Islam ada bukan untuk mengubah ucapan “sampurasun” atau “selamat pagi/siang” atau “good morning” atau “Syalom” dan lain sebagainya menjadi “assalamu’alaikum”. Seperti ucapan selamat yang lain, “assalamu’alaikum” juga sama: baik kaum Muslim maupun non-Muslim yang berbahasa Arab akan mengucapkan “kalimat perdamaian” ini. Para kolegaku yang non-Muslim tiap hari bilang “salamu’alaikam-salamu’alaikum”.
Karena itu jika ada sejumlah kelompok non-Muslim yang “alergi” dengan kalimat “salam damai” ini karena dipandang sebagai “ucapan selamatnya orang Islam” sama lucunya dengan sejumlah kelompok Muslim yang bernafsu ingin mengganti semua ucapan salam dalam bahasa lokal menjadi “assalamu’alikum” karena dipandang “lebih Islami”. Tidak ada hubungannya antara “assalamu’alaikum” dengan “identitas keislaman”.

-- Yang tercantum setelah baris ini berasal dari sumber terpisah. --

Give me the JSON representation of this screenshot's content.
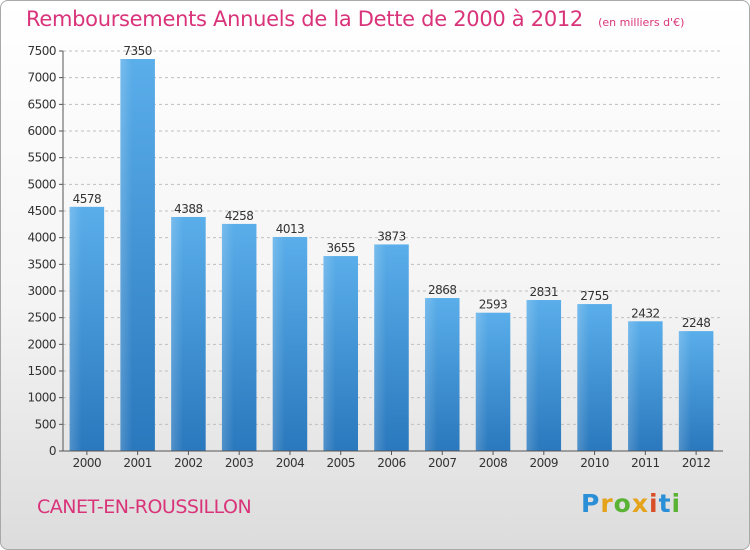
{
  "header": {
    "title": "Remboursements Annuels de la Dette de 2000 à 2012",
    "subtitle": "(en milliers d'€)"
  },
  "footer": {
    "place": "CANET-EN-ROUSSILLON",
    "logo_letters": [
      "P",
      "r",
      "o",
      "x",
      "i",
      "t",
      "i"
    ]
  },
  "colors": {
    "bar_light": "#5aaeea",
    "bar_dark": "#2a78bd",
    "accent": "#d9347a",
    "grid": "#bfbfbf"
  },
  "chart_data": {
    "type": "bar",
    "title": "Remboursements Annuels de la Dette de 2000 à 2012",
    "subtitle": "(en milliers d'€)",
    "categories": [
      "2000",
      "2001",
      "2002",
      "2003",
      "2004",
      "2005",
      "2006",
      "2007",
      "2008",
      "2009",
      "2010",
      "2011",
      "2012"
    ],
    "values": [
      4578,
      7350,
      4388,
      4258,
      4013,
      3655,
      3873,
      2868,
      2593,
      2831,
      2755,
      2432,
      2248
    ],
    "ylim": [
      0,
      7500
    ],
    "yticks": [
      0,
      500,
      1000,
      1500,
      2000,
      2500,
      3000,
      3500,
      4000,
      4500,
      5000,
      5500,
      6000,
      6500,
      7000,
      7500
    ],
    "xlabel": "",
    "ylabel": "",
    "grid": true,
    "data_labels": true
  }
}
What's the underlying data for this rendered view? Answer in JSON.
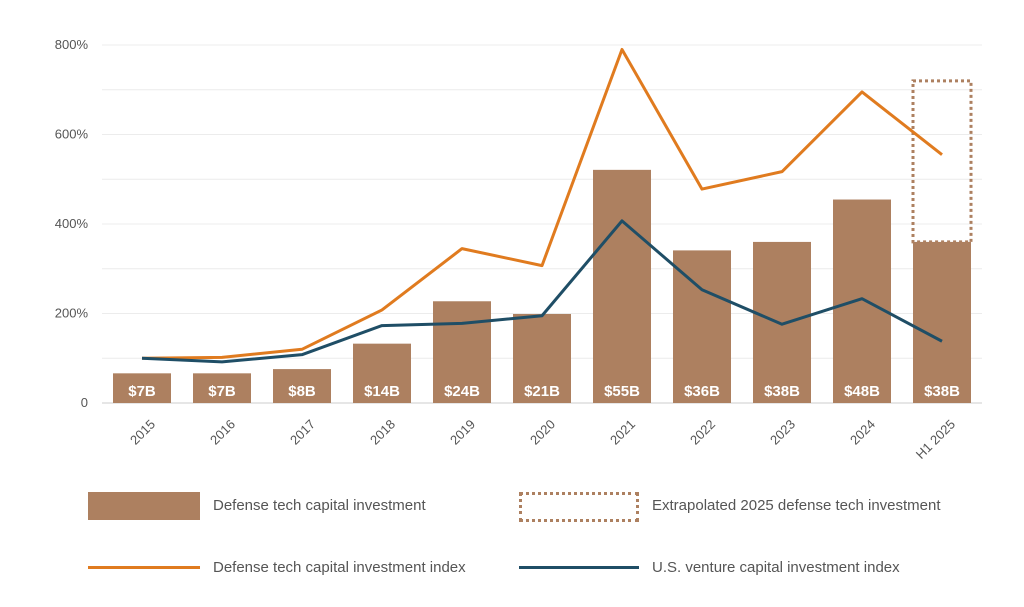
{
  "chart_data": {
    "type": "bar",
    "categories": [
      "2015",
      "2016",
      "2017",
      "2018",
      "2019",
      "2020",
      "2021",
      "2022",
      "2023",
      "2024",
      "H1 2025"
    ],
    "bar_values": [
      7,
      7,
      8,
      14,
      24,
      21,
      55,
      36,
      38,
      48,
      38
    ],
    "bar_labels": [
      "$7B",
      "$7B",
      "$8B",
      "$14B",
      "$24B",
      "$21B",
      "$55B",
      "$36B",
      "$38B",
      "$48B",
      "$38B"
    ],
    "extrapolated": {
      "category": "H1 2025",
      "value": 76
    },
    "series": [
      {
        "name": "Defense tech capital investment index",
        "values": [
          100,
          102,
          120,
          208,
          345,
          307,
          790,
          478,
          517,
          695,
          555
        ],
        "color": "#e07b1f"
      },
      {
        "name": "U.S. venture capital investment index",
        "values": [
          100,
          92,
          108,
          173,
          178,
          195,
          407,
          253,
          176,
          233,
          138
        ],
        "color": "#1f4e66"
      }
    ],
    "ylim": [
      0,
      800
    ],
    "y_ticks": [
      "0",
      "200%",
      "400%",
      "600%",
      "800%"
    ],
    "bar_color": "#ad8060",
    "legend": {
      "bar": "Defense tech capital investment",
      "extrapolated": "Extrapolated 2025 defense tech investment",
      "defense_index": "Defense tech capital investment index",
      "vc_index": "U.S. venture capital investment index"
    }
  }
}
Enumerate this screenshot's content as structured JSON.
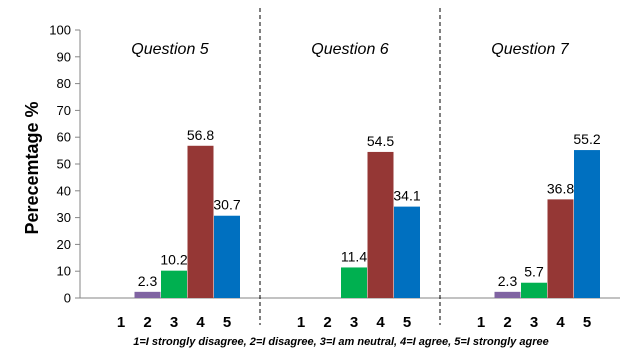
{
  "chart_data": {
    "type": "bar",
    "ylabel": "Perecemtage %",
    "ylim": [
      0,
      100
    ],
    "yticks": [
      0,
      10,
      20,
      30,
      40,
      50,
      60,
      70,
      80,
      90,
      100
    ],
    "categories": [
      "1",
      "2",
      "3",
      "4",
      "5"
    ],
    "category_colors": [
      "#4f81bd",
      "#8064a2",
      "#00b050",
      "#953735",
      "#0070c0"
    ],
    "grid": false,
    "footnote": "1=I strongly disagree, 2=I disagree, 3=I am neutral, 4=I agree, 5=I strongly agree",
    "panels": [
      {
        "title": "Question 5",
        "values": [
          0,
          2.3,
          10.2,
          56.8,
          30.7
        ],
        "labels": [
          "",
          "2.3",
          "10.2",
          "56.8",
          "30.7"
        ]
      },
      {
        "title": "Question 6",
        "values": [
          0,
          0,
          11.4,
          54.5,
          34.1
        ],
        "labels": [
          "",
          "",
          "11.4",
          "54.5",
          "34.1"
        ]
      },
      {
        "title": "Question 7",
        "values": [
          0,
          2.3,
          5.7,
          36.8,
          55.2
        ],
        "labels": [
          "",
          "2.3",
          "5.7",
          "36.8",
          "55.2"
        ]
      }
    ]
  }
}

Islam hadir bukan untuk “meng-Arab-kan” bangsa, bahasa dan budaya lain: mengubah ayah/bunda, bapak/ibu, bapake/simboke dan lain sebagainya menjadi “abi/umi”, mengganti saudara/saudari menjadi ikhwan/akhwat atau akhi/ukhti dan lain sebagainya. Kehadiran Islam tidak lain dan tidak bukan adalah untuk memperbaiki akhlak dan moralitas manusia, agar kaum Muslim menjadi “Muhammad-Muhammad kecil” yang mampu membawa perubahan positif, rahmat dan kedamaian bagi semua umat manusia dan alam raya ini.

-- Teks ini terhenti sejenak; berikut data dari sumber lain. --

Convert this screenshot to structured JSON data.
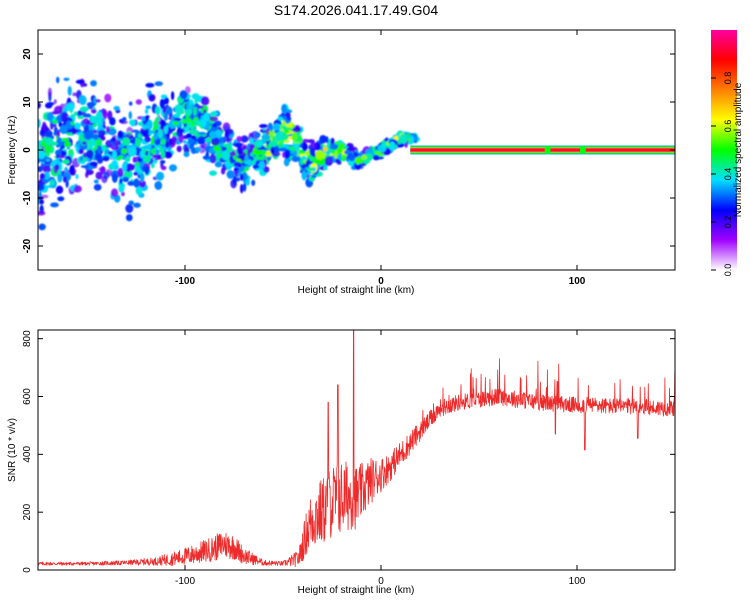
{
  "page_title": "S174.2026.041.17.49.G04",
  "colors": {
    "snr_line": "#ee2a2a",
    "frame": "#000000",
    "colorbar_stops": [
      "#ffffff",
      "#a000ff",
      "#0000ff",
      "#00e0ff",
      "#00ff00",
      "#ffff00",
      "#ff8000",
      "#ff0000",
      "#ff00a0"
    ]
  },
  "chart_data": [
    {
      "type": "heatmap",
      "title": "S174.2026.041.17.49.G04",
      "xlabel": "Height of straight line (km)",
      "ylabel": "Frequency (Hz)",
      "xlim": [
        -175,
        150
      ],
      "ylim": [
        -25,
        25
      ],
      "x_ticks": [
        {
          "value": -100,
          "label": "-100"
        },
        {
          "value": 0,
          "label": "0"
        },
        {
          "value": 100,
          "label": "100"
        }
      ],
      "y_ticks": [
        {
          "value": -20,
          "label": "-20"
        },
        {
          "value": -10,
          "label": "-10"
        },
        {
          "value": 0,
          "label": "0"
        },
        {
          "value": 10,
          "label": "10"
        },
        {
          "value": 20,
          "label": "20"
        }
      ],
      "colorbar": {
        "label": "Normalized spectral amplitude",
        "range": [
          0,
          1
        ],
        "ticks": [
          {
            "value": 0.0,
            "label": "0.0"
          },
          {
            "value": 0.2,
            "label": "0.2"
          },
          {
            "value": 0.4,
            "label": "0.4"
          },
          {
            "value": 0.6,
            "label": "0.6"
          },
          {
            "value": 0.8,
            "label": "0.8"
          }
        ]
      },
      "ridge": {
        "description": "dominant frequency ridge (Hz) vs height",
        "x": [
          -175,
          -150,
          -125,
          -100,
          -90,
          -80,
          -70,
          -60,
          -50,
          -45,
          -40,
          -35,
          -30,
          -25,
          -20,
          -15,
          -10,
          -5,
          0,
          5,
          10,
          15,
          20,
          150
        ],
        "y": [
          0,
          1,
          2,
          4,
          3,
          1,
          0,
          1,
          2,
          0,
          -3,
          -5,
          -1,
          1,
          2,
          1,
          0,
          1,
          0,
          0,
          0,
          0,
          0,
          0
        ],
        "spread_hz": [
          14,
          13,
          12,
          8,
          7,
          6,
          5,
          5,
          6,
          6,
          5,
          5,
          4,
          3,
          3,
          2,
          1.5,
          1.5,
          1.2,
          1.2,
          1,
          0.8,
          0.8,
          0.8
        ]
      },
      "steady_band": {
        "x_start": 15,
        "x_end": 150,
        "frequency": 0,
        "amplitude": 1.0
      }
    },
    {
      "type": "line",
      "title": "",
      "xlabel": "Height of straight line (km)",
      "ylabel": "SNR (10 * v/v)",
      "xlim": [
        -175,
        150
      ],
      "ylim": [
        0,
        830
      ],
      "x_ticks": [
        {
          "value": -100,
          "label": "-100"
        },
        {
          "value": 0,
          "label": "0"
        },
        {
          "value": 100,
          "label": "100"
        }
      ],
      "y_ticks": [
        {
          "value": 0,
          "label": "0"
        },
        {
          "value": 200,
          "label": "200"
        },
        {
          "value": 400,
          "label": "400"
        },
        {
          "value": 600,
          "label": "600"
        },
        {
          "value": 800,
          "label": "800"
        }
      ],
      "series": [
        {
          "name": "SNR",
          "x": [
            -175,
            -150,
            -130,
            -115,
            -105,
            -95,
            -85,
            -80,
            -75,
            -70,
            -60,
            -50,
            -42,
            -38,
            -35,
            -30,
            -25,
            -20,
            -15,
            -12,
            -10,
            -5,
            0,
            5,
            10,
            15,
            20,
            25,
            30,
            40,
            50,
            60,
            70,
            80,
            90,
            100,
            110,
            120,
            130,
            140,
            150
          ],
          "y": [
            22,
            22,
            25,
            30,
            40,
            55,
            75,
            90,
            80,
            50,
            25,
            22,
            40,
            130,
            180,
            200,
            240,
            250,
            260,
            250,
            270,
            310,
            330,
            360,
            400,
            440,
            480,
            520,
            560,
            580,
            590,
            600,
            590,
            580,
            575,
            570,
            570,
            565,
            565,
            560,
            560
          ],
          "noise": [
            6,
            6,
            8,
            14,
            25,
            35,
            45,
            50,
            45,
            30,
            10,
            8,
            30,
            80,
            110,
            120,
            130,
            130,
            120,
            110,
            100,
            80,
            60,
            50,
            45,
            40,
            35,
            30,
            30,
            28,
            28,
            30,
            30,
            28,
            28,
            28,
            28,
            28,
            28,
            28,
            28
          ]
        }
      ],
      "notable_peaks": [
        {
          "x": -14,
          "y": 830
        },
        {
          "x": -22,
          "y": 640
        },
        {
          "x": -27,
          "y": 580
        }
      ],
      "notable_dips": [
        {
          "x": 89,
          "y": 470
        },
        {
          "x": 104,
          "y": 415
        },
        {
          "x": 131,
          "y": 455
        }
      ]
    }
  ]
}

Apalah artinya fasih berbahasa Arab, jika kefasihan itu kalian gunakan untuk mencaci-maki bahasa lain dan menebar kebencian terhadap orang dan budaya lain; apalah artinya pandai berdalil jika dalil itu kau gunakan untuk memfitnah dan menyebarkan kekerasan kepada orang lain; apalah artinya berjidat hitam jika otak dan perilaku kalian hitam-legam sehitam jidat kalian;
Apalah artinya berjenggot panjang jika keburukan dan kejahatan kalian sama dengan jenggot kalian yang menjuntai itu; dan apalah artinya berpakaian meniru-niru Nabi Muhammad SAW, jika ternyata pikiran dan tindakan kalian seperti “begundal tengik” Abu Jahal wa ala alihi wa ashhabihi ajma’in.